Attorney General Opinions and Advisory Letters

Decision Information

Citations - New Mexico Appellate Reports
Territory ex rel. Welter v. Witt - cited by 48 documents

Decision Content

Opinion No. 65-120

July 7, 1965

BY: OPINION OF BOSTON E. WITT, Attorney General Oliver E. Payne, Deputy Attorney General

TO: Louis R. Lopez, Administrative Assistant, Administrative Office of the Courts, Supreme Court Building, Santa Fe, New Mexico

QUESTION

QUESTION

May justices of the peace be classified as state employees for social security purposes?

CONCLUSION

No, but see analysis.

OPINION

{*204} ANALYSIS

It is first necessary to note that the basic social security agreement between the State and the Federal government contains an exclusion for persons who are compensated on a fee basis. Justices of the peace are so compensated.

In Opinion No. 61-50 this office pointed out that while a justice of the peace is a precinct officer for most purposes (Territory v. Witt, 16 N.M. 335, 117 Pac. 860), he is to be considered a county officer for social security purposes. This is because a precinct is not a political subdivision within the meaning of the social security law. A precinct is not a separate juristic entity; it is not self governing; it has no corporate existence. Actually precincts were created largely for election purposes.

{*205} We still adhere to Opinion No. 61-50. We see no way that a justice of the peace could be considered a state officer. However, the 1965 Legislature did provide as follows in Chapter 116, Laws 1965, compiled as Section 36-19-20.

"B. All funds credited to

the justice court revolving fund are appropriated to the administrative office of the courts for: . . .

(5) payment of the employer's share of any contributions which may be required for justices of the peace under the Social Security Act, 42 U.S.C. § 401 et seq." (Emphasis added)

Thus if the Federal-State Agreement is modified to extend coverage to persons compensated on a fee basis, employer contributions would be required from the covered counties (not all are under social security). Yet under Chapter 116, Laws 1965, quoted above, there is a legislative mandate that these employer contributions be paid out of the justice court revolving fund. The actual employer, i.e., the county, would report the number of justices, their names and other data required by the Department of Health, Education and Welfare. The employer contributions would be paid directly to the Department by the Court Administrator.
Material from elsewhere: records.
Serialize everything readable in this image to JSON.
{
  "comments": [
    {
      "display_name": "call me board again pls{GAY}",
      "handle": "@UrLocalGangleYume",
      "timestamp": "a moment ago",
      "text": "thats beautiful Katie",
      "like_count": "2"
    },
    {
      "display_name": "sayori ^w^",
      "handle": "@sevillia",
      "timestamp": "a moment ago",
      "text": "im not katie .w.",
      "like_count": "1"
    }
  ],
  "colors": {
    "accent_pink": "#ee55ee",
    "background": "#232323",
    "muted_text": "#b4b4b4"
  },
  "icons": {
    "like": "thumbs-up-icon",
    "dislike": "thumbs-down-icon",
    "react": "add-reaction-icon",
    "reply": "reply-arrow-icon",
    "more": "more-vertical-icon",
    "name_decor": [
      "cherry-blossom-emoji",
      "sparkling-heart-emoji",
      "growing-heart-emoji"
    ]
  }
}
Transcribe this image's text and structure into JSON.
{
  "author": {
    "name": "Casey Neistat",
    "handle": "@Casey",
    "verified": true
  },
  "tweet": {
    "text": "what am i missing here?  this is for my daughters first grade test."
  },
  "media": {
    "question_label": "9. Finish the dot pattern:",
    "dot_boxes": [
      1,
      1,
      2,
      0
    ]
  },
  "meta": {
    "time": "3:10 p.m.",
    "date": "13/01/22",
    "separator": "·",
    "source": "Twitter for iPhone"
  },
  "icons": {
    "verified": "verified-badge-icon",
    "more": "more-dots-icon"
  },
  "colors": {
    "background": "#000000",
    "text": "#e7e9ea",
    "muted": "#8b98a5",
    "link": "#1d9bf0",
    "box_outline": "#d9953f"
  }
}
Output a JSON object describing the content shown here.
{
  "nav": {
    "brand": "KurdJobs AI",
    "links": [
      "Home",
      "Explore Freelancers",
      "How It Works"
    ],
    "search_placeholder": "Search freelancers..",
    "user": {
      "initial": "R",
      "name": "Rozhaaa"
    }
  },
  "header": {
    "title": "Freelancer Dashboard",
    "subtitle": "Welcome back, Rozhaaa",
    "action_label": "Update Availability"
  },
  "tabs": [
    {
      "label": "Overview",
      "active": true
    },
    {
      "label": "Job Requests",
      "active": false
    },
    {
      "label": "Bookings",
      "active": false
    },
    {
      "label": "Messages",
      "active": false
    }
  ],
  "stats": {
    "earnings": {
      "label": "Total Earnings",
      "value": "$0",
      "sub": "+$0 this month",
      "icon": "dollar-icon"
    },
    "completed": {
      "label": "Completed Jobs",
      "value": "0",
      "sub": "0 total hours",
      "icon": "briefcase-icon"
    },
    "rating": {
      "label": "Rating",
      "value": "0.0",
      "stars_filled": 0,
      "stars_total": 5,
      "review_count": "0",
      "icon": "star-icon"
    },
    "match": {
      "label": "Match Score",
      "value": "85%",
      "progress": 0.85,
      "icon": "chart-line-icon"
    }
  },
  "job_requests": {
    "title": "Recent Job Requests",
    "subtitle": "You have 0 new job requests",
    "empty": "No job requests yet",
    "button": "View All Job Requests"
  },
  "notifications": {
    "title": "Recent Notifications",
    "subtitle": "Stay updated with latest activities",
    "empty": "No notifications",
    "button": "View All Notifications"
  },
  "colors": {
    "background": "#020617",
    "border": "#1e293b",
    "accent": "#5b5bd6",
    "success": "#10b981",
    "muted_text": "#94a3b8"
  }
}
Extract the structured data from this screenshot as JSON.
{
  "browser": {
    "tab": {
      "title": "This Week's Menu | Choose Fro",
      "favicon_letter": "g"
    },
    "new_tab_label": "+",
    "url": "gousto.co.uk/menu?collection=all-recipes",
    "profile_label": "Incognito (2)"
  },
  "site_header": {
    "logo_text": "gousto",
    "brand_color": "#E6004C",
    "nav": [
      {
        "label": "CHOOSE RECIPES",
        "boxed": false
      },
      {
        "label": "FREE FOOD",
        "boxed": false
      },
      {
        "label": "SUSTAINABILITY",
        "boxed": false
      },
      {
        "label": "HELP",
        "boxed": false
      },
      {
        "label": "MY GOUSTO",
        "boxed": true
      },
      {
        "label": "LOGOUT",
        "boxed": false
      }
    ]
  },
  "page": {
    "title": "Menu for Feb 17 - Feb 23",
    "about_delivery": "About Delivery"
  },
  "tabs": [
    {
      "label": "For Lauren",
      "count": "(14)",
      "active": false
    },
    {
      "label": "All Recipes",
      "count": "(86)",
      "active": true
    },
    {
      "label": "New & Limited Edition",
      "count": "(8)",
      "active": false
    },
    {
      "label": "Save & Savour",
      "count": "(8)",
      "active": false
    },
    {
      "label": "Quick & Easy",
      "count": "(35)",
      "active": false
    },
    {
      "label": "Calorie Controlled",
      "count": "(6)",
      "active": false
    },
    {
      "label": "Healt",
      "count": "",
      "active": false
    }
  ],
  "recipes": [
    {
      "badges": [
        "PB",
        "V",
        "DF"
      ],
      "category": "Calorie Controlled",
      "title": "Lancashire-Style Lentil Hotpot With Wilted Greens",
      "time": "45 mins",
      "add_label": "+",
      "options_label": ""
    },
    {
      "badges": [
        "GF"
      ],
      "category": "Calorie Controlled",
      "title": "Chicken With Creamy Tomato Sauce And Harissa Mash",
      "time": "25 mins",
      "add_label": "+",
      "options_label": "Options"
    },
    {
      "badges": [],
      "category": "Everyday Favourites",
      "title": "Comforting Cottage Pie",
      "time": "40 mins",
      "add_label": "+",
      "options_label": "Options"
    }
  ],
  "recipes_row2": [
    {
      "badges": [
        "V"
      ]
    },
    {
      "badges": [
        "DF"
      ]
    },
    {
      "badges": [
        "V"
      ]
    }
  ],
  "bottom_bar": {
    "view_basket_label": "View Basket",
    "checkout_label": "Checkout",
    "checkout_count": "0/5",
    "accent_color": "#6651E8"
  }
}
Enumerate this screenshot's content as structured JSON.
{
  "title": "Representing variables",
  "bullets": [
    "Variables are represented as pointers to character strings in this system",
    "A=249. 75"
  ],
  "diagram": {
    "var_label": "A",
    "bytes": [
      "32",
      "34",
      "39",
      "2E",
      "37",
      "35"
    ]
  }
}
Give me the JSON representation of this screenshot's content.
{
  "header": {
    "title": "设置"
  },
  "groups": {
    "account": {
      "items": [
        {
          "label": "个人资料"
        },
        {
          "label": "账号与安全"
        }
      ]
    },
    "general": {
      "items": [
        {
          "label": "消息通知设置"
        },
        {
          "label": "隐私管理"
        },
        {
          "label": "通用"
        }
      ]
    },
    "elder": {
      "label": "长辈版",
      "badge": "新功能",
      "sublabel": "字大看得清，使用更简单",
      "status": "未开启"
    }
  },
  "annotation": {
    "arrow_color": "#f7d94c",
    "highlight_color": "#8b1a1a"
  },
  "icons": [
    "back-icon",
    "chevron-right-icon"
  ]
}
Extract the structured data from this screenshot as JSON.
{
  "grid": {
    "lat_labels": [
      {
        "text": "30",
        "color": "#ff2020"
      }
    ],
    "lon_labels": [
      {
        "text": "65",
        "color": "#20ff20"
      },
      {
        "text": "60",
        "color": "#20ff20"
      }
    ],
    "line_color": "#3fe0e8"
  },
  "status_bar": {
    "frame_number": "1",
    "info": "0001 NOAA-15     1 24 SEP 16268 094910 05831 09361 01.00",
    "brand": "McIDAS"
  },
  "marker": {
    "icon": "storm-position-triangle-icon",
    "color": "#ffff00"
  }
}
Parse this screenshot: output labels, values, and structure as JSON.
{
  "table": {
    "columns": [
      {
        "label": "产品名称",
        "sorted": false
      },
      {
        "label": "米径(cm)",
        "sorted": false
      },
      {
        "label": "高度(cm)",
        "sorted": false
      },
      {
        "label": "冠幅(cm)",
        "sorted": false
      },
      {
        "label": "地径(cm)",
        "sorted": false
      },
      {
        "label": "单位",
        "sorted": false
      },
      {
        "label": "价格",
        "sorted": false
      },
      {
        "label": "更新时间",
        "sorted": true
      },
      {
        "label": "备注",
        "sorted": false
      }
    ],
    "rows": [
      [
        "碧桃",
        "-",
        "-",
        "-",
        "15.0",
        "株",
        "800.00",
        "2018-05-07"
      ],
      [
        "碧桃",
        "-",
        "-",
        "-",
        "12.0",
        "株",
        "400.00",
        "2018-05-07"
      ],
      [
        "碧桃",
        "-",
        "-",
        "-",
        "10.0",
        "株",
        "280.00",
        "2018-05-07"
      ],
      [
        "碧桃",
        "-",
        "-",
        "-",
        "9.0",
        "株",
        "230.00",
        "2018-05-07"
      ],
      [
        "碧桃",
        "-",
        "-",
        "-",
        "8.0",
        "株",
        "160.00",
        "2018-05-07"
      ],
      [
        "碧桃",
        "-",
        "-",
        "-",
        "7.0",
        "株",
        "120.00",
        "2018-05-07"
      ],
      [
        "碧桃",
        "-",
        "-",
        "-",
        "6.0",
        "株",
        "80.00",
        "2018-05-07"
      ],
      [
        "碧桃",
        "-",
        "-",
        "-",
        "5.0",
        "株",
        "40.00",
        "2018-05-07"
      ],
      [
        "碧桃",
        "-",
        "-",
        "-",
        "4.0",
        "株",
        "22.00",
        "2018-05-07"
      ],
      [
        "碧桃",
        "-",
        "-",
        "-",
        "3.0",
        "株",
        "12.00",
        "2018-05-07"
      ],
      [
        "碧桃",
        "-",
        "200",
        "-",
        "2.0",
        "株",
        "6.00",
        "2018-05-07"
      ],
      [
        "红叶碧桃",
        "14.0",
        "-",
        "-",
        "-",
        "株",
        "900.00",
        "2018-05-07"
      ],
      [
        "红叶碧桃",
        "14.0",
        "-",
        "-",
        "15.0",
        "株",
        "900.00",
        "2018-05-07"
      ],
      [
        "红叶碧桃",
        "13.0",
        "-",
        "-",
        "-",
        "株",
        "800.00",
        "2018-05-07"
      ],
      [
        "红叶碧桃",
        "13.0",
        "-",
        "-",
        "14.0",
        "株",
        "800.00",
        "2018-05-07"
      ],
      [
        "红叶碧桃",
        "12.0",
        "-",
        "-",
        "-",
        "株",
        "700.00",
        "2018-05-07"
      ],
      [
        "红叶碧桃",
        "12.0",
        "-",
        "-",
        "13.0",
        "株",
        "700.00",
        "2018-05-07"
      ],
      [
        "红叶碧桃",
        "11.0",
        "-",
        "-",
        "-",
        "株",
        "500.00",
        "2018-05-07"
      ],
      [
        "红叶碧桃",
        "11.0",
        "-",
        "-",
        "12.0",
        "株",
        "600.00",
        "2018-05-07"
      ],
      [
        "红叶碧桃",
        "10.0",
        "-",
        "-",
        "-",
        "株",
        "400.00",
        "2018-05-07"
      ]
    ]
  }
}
We realize this procedure is cumbersome but the legislature did not decree that justices of the peace are state employees for purposes of social security coverage. It decreed only that required employer contributions for justices of the peace be paid from the justice court revolving fund.

Although the procedure discussed above must be employed if the Federal-State agreement is revised to include persons compensated on a fee basis, we should not fail to note important consequences which will result therefrom. For example, as noted previously, social security coverage could be provided only for those who happened to be located in counties which have chosen to participate in the social security program, which would be, as we have been advised, approximately one-half of our thirty-two (32) counties. It would seem at least ill-advised to amend such Federal State agreement until such time as all justices of the peace (who are for all practical purposes similarly situated) could participate either by a classification of justices as state employees by the legislature or an inclusion of all counties. Secondly, the Court Administrator as Director of the Administrative Office of the Courts, a state agency, is exclusively responsible for providing supplies to justices of the peace, issuing regulations to direct the non-judicial operation of these courts, receiving and auditing their monthly reports and remittances, and, preparing vouchers for their remuneration on a per case fee basis. Needless to say, only coincidentally would any one justice of the peace receive the same amount in fees in consecutive months. This means that in order for the actual employer, i.e., the county, to prepare social security reports it must first request all pertinent information from the Administrative Office of the Courts; and further means that there would have to be a recalculation of the employer's contribution to social security monthly because of the varying amounts received by the justices.

Whether or not the above considerations are sufficient to warrant a postponement of any action is a matter to be decided by those persons capable of putting the plan into effect. Obviously, the most expedient manner of handling this problem would be to await legislative action with a view toward promoting a classification of justices of the peace as state officers for purposes of social security.